I due si alzarono contemporaneamente.
-Non dire così! E’ la vostra prima esibizione pubblica?-
-Più o meno, non abbiamo mai suonato davanti a così tante persone.-
-Sono sicuro che andrà tutto bene! Quante canzoni avete?-
-... Due.-
-Cazzo.-
Maddie lo guardò storto.
-Non sei d’aiuto.-
-Ma posso esserlo.- commentò sorridendo il ragazzo.
-Puoi?-
Camminando verso il backstage, mentre Alex le illustrava il suo piano, Maddie capì che per diventare una band di successo non bastano il talento e molti fan, ma è fondamentale essere maestri della nobile arte del raggiro.
 
Candy fu la prima a salire sul palco.
Si era aspettata che sarebbe stata agitata, insomma, un po’ lo era sempre prima di suonare in pubblico; a volte, lo era anche quando il pubblico era costituito soltanto da John.
Prese un lungo respiro, afferrò le bacchette e diede qualche colpetto energico alla batteria.

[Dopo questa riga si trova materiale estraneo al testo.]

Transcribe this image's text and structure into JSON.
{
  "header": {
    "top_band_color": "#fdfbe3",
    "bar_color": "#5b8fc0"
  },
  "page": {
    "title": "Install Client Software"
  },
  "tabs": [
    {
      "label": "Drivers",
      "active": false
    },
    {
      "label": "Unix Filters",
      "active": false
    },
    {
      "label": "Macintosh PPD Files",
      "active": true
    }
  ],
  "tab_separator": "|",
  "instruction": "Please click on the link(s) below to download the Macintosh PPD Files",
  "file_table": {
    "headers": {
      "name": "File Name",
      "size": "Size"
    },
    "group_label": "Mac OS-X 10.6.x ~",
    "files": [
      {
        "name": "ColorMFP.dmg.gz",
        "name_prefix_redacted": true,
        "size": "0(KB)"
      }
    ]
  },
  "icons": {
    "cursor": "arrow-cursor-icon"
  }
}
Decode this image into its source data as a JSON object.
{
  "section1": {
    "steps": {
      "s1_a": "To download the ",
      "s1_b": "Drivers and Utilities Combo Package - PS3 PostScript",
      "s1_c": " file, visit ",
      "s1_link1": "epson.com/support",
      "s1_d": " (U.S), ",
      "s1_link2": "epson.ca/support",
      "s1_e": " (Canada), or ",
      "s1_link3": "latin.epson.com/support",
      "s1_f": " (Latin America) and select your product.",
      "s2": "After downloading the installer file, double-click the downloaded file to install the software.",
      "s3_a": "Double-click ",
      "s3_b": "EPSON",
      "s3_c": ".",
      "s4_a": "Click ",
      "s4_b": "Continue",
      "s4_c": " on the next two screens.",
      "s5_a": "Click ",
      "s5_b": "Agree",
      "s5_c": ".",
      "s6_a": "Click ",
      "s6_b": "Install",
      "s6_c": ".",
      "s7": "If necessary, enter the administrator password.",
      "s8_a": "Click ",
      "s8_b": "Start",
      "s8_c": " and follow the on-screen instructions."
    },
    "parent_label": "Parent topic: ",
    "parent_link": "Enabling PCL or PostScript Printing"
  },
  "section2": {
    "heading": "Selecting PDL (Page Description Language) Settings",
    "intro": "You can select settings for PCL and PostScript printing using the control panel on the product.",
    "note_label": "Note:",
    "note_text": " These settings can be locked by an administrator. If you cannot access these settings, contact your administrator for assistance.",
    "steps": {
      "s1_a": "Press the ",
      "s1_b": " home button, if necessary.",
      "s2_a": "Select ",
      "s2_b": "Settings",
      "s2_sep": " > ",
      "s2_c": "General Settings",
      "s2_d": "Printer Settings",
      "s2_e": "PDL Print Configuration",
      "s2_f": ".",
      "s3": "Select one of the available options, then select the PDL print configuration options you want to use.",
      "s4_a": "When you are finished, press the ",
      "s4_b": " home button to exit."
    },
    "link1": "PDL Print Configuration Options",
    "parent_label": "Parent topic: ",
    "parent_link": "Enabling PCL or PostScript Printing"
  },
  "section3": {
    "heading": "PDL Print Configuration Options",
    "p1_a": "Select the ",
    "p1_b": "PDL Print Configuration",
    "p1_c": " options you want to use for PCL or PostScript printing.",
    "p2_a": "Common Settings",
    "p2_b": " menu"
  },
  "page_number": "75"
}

Il pubblicò esplose negli applausi.
Nel frattempo Maddie e Charlie avevano a loro volta raggiunto la loro amica, camminando fianco a fianco. Si sistemarono davanti ai due microfoni appositamente sistemati sul palco, facendo gli ultimi accorgimenti agli strumenti.

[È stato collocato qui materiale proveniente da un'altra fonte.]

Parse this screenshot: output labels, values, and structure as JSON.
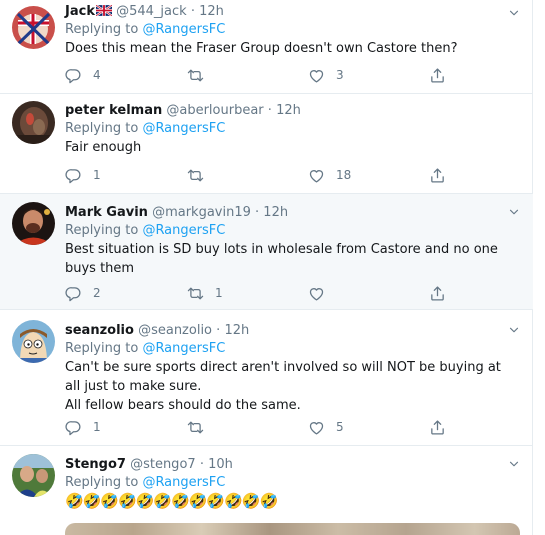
{
  "reply_prefix": "Replying to",
  "tweets": [
    {
      "name": "Jack",
      "handle": "@544_jack",
      "separator": "·",
      "time": "12h",
      "mention": "@RangersFC",
      "text": "Does this mean the Fraser Group doesn't own Castore then?",
      "replies": "4",
      "retweets": "",
      "likes": "3"
    },
    {
      "name": "peter kelman",
      "handle": "@aberlourbear",
      "separator": "·",
      "time": "12h",
      "mention": "@RangersFC",
      "text": "Fair enough",
      "replies": "1",
      "retweets": "",
      "likes": "18"
    },
    {
      "name": "Mark Gavin",
      "handle": "@markgavin19",
      "separator": "·",
      "time": "12h",
      "mention": "@RangersFC",
      "text": "Best situation is SD buy lots in wholesale from Castore and no one buys them",
      "replies": "2",
      "retweets": "1",
      "likes": ""
    },
    {
      "name": "seanzolio",
      "handle": "@seanzolio",
      "separator": "·",
      "time": "12h",
      "mention": "@RangersFC",
      "text_line1": "Can't be sure sports direct aren't involved so will NOT be buying at all just to make sure.",
      "text_line2": "All fellow bears should do the same.",
      "replies": "1",
      "retweets": "",
      "likes": "5"
    },
    {
      "name": "Stengo7",
      "handle": "@stengo7",
      "separator": "·",
      "time": "10h",
      "mention": "@RangersFC",
      "text": "🤣🤣🤣🤣🤣🤣🤣🤣🤣🤣🤣🤣"
    }
  ],
  "icons": {
    "reply": "reply-icon",
    "retweet": "retweet-icon",
    "like": "heart-icon",
    "share": "share-icon",
    "menu": "chevron-down-icon"
  },
  "colors": {
    "link": "#1da1f2",
    "muted": "#657786",
    "divider": "#e6ecf0",
    "highlight_bg": "#f5f8fa"
  }
}
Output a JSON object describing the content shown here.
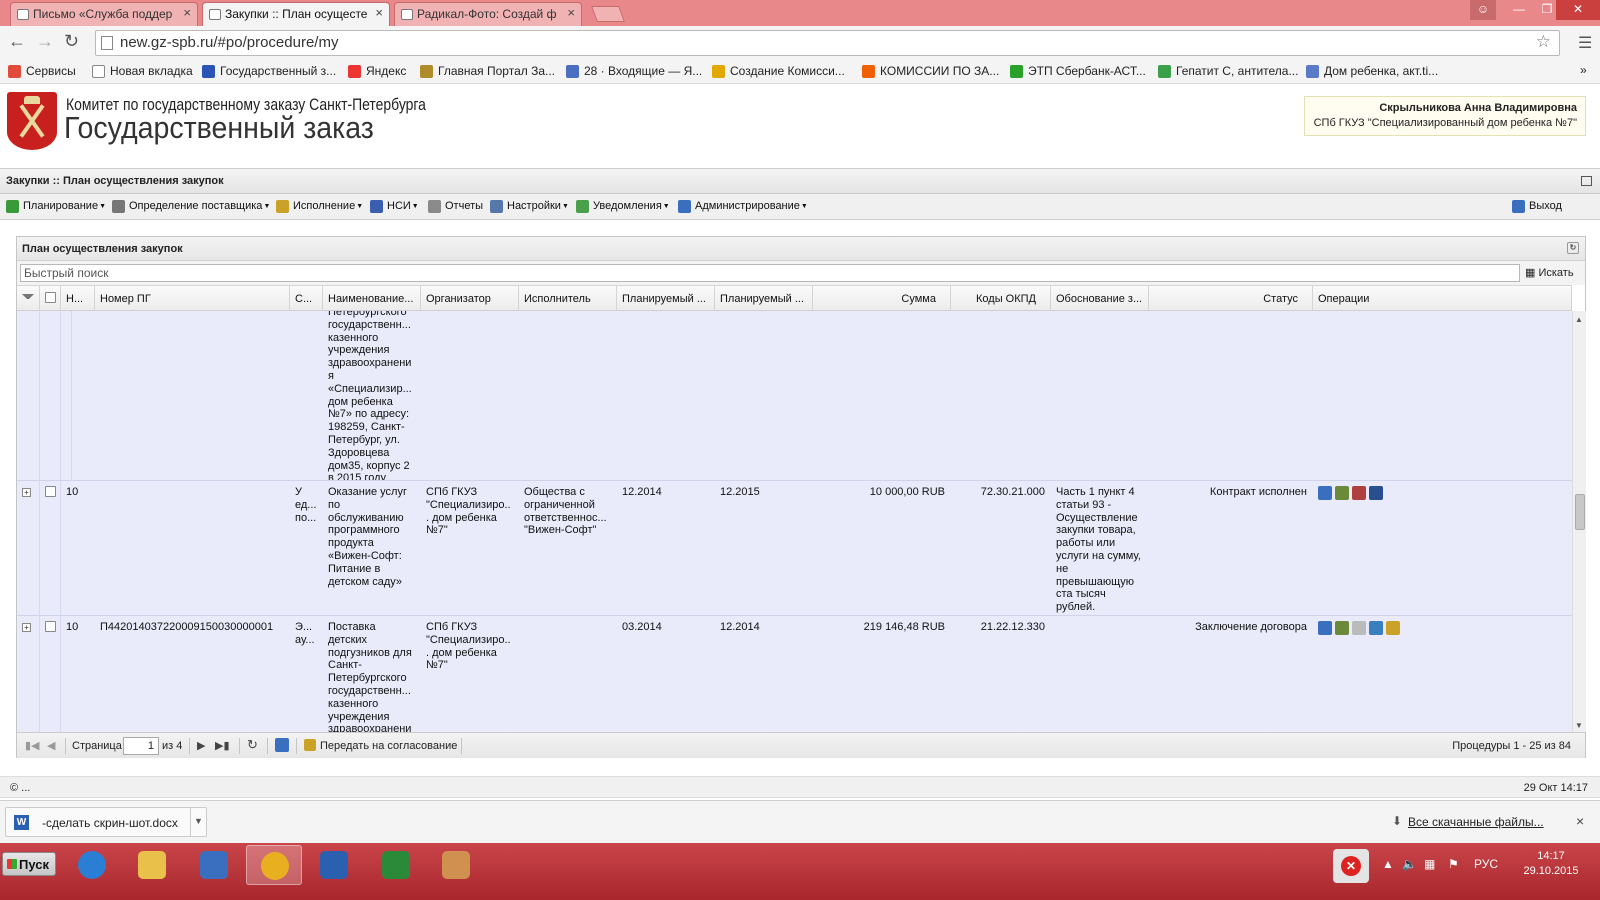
{
  "browser": {
    "tabs": [
      {
        "label": "Письмо «Служба поддер",
        "active": false
      },
      {
        "label": "Закупки :: План осущесте",
        "active": true
      },
      {
        "label": "Радикал-Фото: Создай ф",
        "active": false
      }
    ],
    "close_glyph": "×",
    "url": "new.gz-spb.ru/#po/procedure/my",
    "bookmarks": [
      {
        "label": "Сервисы",
        "color": "#e14b3b"
      },
      {
        "label": "Новая вкладка",
        "color": "#ffffff"
      },
      {
        "label": "Государственный з...",
        "color": "#2a55b5"
      },
      {
        "label": "Яндекс",
        "color": "#e33"
      },
      {
        "label": "Главная Портал За...",
        "color": "#b08b2a"
      },
      {
        "label": "28 · Входящие — Я...",
        "color": "#4a6fc0"
      },
      {
        "label": "Создание Комисси...",
        "color": "#e0a800"
      },
      {
        "label": "КОМИССИИ ПО ЗА...",
        "color": "#f06000"
      },
      {
        "label": "ЭТП Сбербанк-АСТ...",
        "color": "#2aa12a"
      },
      {
        "label": "Гепатит С, антитела...",
        "color": "#3aa04a"
      },
      {
        "label": "Дом ребенка, акт.ti...",
        "color": "#5a7ac8"
      }
    ],
    "bookmarks_more": "»"
  },
  "header": {
    "org_line1": "Комитет по государственному заказу Санкт-Петербурга",
    "org_line2": "Государственный заказ",
    "user_name": "Скрыльникова Анна Владимировна",
    "user_org": "СПб ГКУЗ \"Специализированный дом ребенка №7\""
  },
  "page": {
    "title": "Закупки :: План осуществления закупок"
  },
  "menu": {
    "items": [
      {
        "label": "Планирование",
        "color": "#3a9a3a"
      },
      {
        "label": "Определение поставщика",
        "color": "#777777"
      },
      {
        "label": "Исполнение",
        "color": "#c9a227"
      },
      {
        "label": "НСИ",
        "color": "#3a5fb0"
      },
      {
        "label": "Отчеты",
        "color": "#8a8a8a"
      },
      {
        "label": "Настройки",
        "color": "#5577aa"
      },
      {
        "label": "Уведомления",
        "color": "#4aa04a"
      },
      {
        "label": "Администрирование",
        "color": "#3a6fc0"
      }
    ],
    "exit_label": "Выход"
  },
  "panel": {
    "title": "План осуществления закупок",
    "search_placeholder": "Быстрый поиск",
    "search_button": "Искать",
    "columns": {
      "n": "Н...",
      "number": "Номер ПГ",
      "s": "С...",
      "name": "Наименование...",
      "organizer": "Организатор",
      "executor": "Исполнитель",
      "plan1": "Планируемый ...",
      "plan2": "Планируемый ...",
      "sum": "Сумма",
      "okpd": "Коды ОКПД",
      "reason": "Обоснование з...",
      "status": "Статус",
      "ops": "Операции"
    },
    "rows": [
      {
        "n": "",
        "number": "",
        "s": "",
        "name": "Петербургского государственн... казенного учреждения здравоохранения «Специализир... дом ребенка №7» по адресу: 198259, Санкт-Петербург, ул. Здоровцева дом35, корпус 2 в 2015 году",
        "organizer": "",
        "executor": "",
        "plan1": "",
        "plan2": "",
        "sum": "",
        "okpd": "",
        "reason": "",
        "status": "",
        "ops": []
      },
      {
        "n": "10",
        "number": "",
        "s": "У ед... по...",
        "name": "Оказание услуг по обслуживанию программного продукта «Вижен-Софт: Питание в детском саду»",
        "organizer": "СПб ГКУЗ \"Специализиро... дом ребенка №7\"",
        "executor": "Общества с ограниченной ответственнос... \"Вижен-Софт\"",
        "plan1": "12.2014",
        "plan2": "12.2015",
        "sum": "10 000,00 RUB",
        "okpd": "72.30.21.000",
        "reason": "Часть 1 пункт 4 статьи 93 - Осуществление закупки товара, работы или услуги на сумму, не превышающую ста тысяч рублей.",
        "status": "Контракт исполнен",
        "ops": [
          "#3a6fc0",
          "#6a8a3a",
          "#b04040",
          "#2a4f90"
        ]
      },
      {
        "n": "10",
        "number": "П442014037220009150030000001",
        "s": "Э... ау...",
        "name": "Поставка детских подгузников для Санкт-Петербургского государственн... казенного учреждения здравоохранения",
        "organizer": "СПб ГКУЗ \"Специализиро... дом ребенка №7\"",
        "executor": "",
        "plan1": "03.2014",
        "plan2": "12.2014",
        "sum": "219 146,48 RUB",
        "okpd": "21.22.12.330",
        "reason": "",
        "status": "Заключение договора",
        "ops": [
          "#3a6fc0",
          "#6a8a3a",
          "#bbbbbb",
          "#3a7fc0",
          "#c9a227"
        ]
      }
    ],
    "pager": {
      "page_label": "Страница",
      "page_value": "1",
      "of_label": "из 4",
      "send_label": "Передать на согласование",
      "summary": "Процедуры 1 - 25 из 84"
    }
  },
  "status": {
    "left": "© ...",
    "datetime": "29 Окт 14:17"
  },
  "downloads": {
    "file_label": "-сделать скрин-шот.docx",
    "all_label": "Все скачанные файлы...",
    "close_glyph": "×"
  },
  "taskbar": {
    "start_label": "Пуск",
    "apps": [
      {
        "name": "ie",
        "color": "#2a7fd4",
        "active": false
      },
      {
        "name": "explorer",
        "color": "#e8c04a",
        "active": false
      },
      {
        "name": "app3",
        "color": "#3a6fc0",
        "active": false
      },
      {
        "name": "chrome",
        "color": "#e8b020",
        "active": true
      },
      {
        "name": "word",
        "color": "#2b5fb0",
        "active": false
      },
      {
        "name": "excel",
        "color": "#2a8a3a",
        "active": false
      },
      {
        "name": "paint",
        "color": "#d09050",
        "active": false
      }
    ],
    "lang": "РУС",
    "time": "14:17",
    "date": "29.10.2015"
  }
}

Era compito di Maddie rompere il ghiaccio. Nessuna delle tre ragazze l’aveva mai specificato, ma soltanto perchè non ce n’era bisogno: era sempre lei ad avere la prima e l’ultima parola.
La ragazza, con tutto il coraggio e la forza di volontà che riuscì ad accumulare nei pochi secondi in cui la sua mente si concentrò sul microfono, si fece avanti.

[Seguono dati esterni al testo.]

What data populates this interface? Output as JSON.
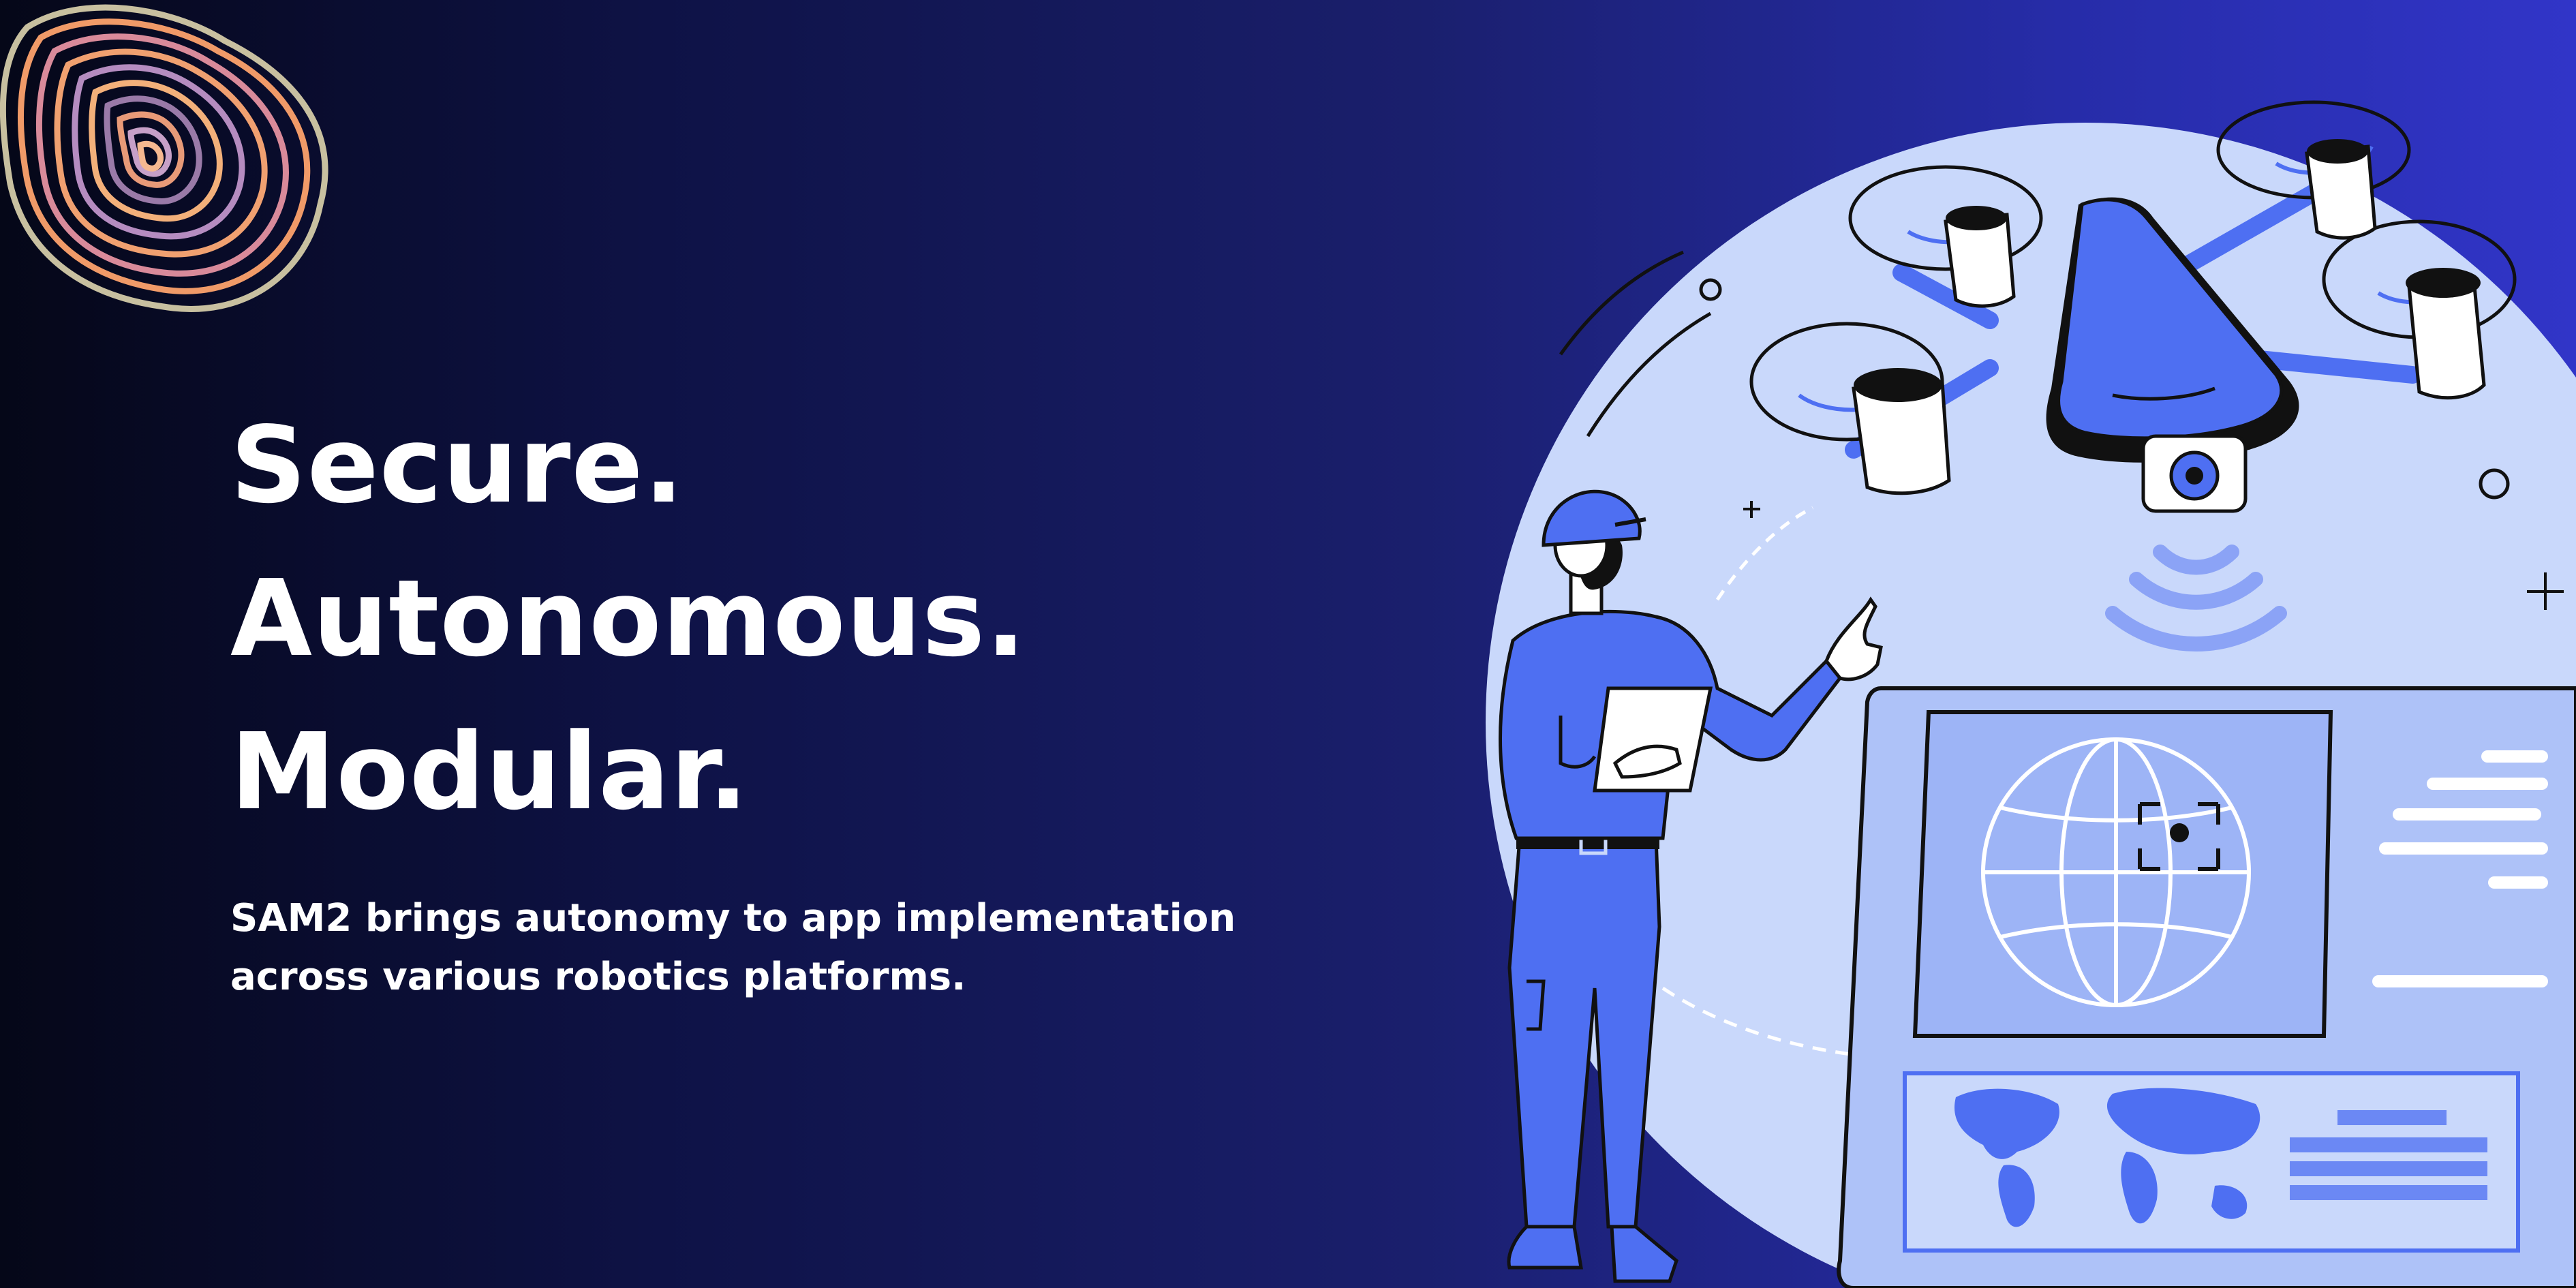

-Buonasera Los Angeles.- Grida e applausi.- Noi... Noi siamo un gruppo! Beh, si, questo era piuttosto ovvio, a meno che non fossimo dei mimi che tentano di mimare un gruppo, ma se lo fossimo saremmo dei pessimi mimi, perchè, insomma... i mimi non parlano.-
Nella sala calò il silenzio, e l’unica parola che riuscì ad orbitare nella mente di Maddie fu: “Cazzo”.
Si voltò verso Charlie, cercando un appoggio, e trovò l’amica che la guardava allibita. Maddie gli Lanciò un’occhiata supplicevole, che quella colse al volo.
-Siamo The Stone Cross, la mia amica è una gran simpaticona e questa canzone si chiama ‘Nothing to fear’!-
Maddie riprese il controllo, cominciando con i primi accordi, subito seguiti dal basso, e infine dai potenti e decisi colpi delle bacchette sulla batteria. Il pubblico in pochi secondi riprese vita e cominciò a saltare e a muoversi sulle note della canzone che sembrava apprezzare.
Finita la prima canzone Maddie prese un lungo sospiro e cominciò con le prime note di ‘Write it down’, intonando le parole al meglio che poteva: stonò un paio di volte, come era suo solito fare, ma per il resto andò piuttosto bene, o, per lo meno, il pubblicò sembrò apprezzare.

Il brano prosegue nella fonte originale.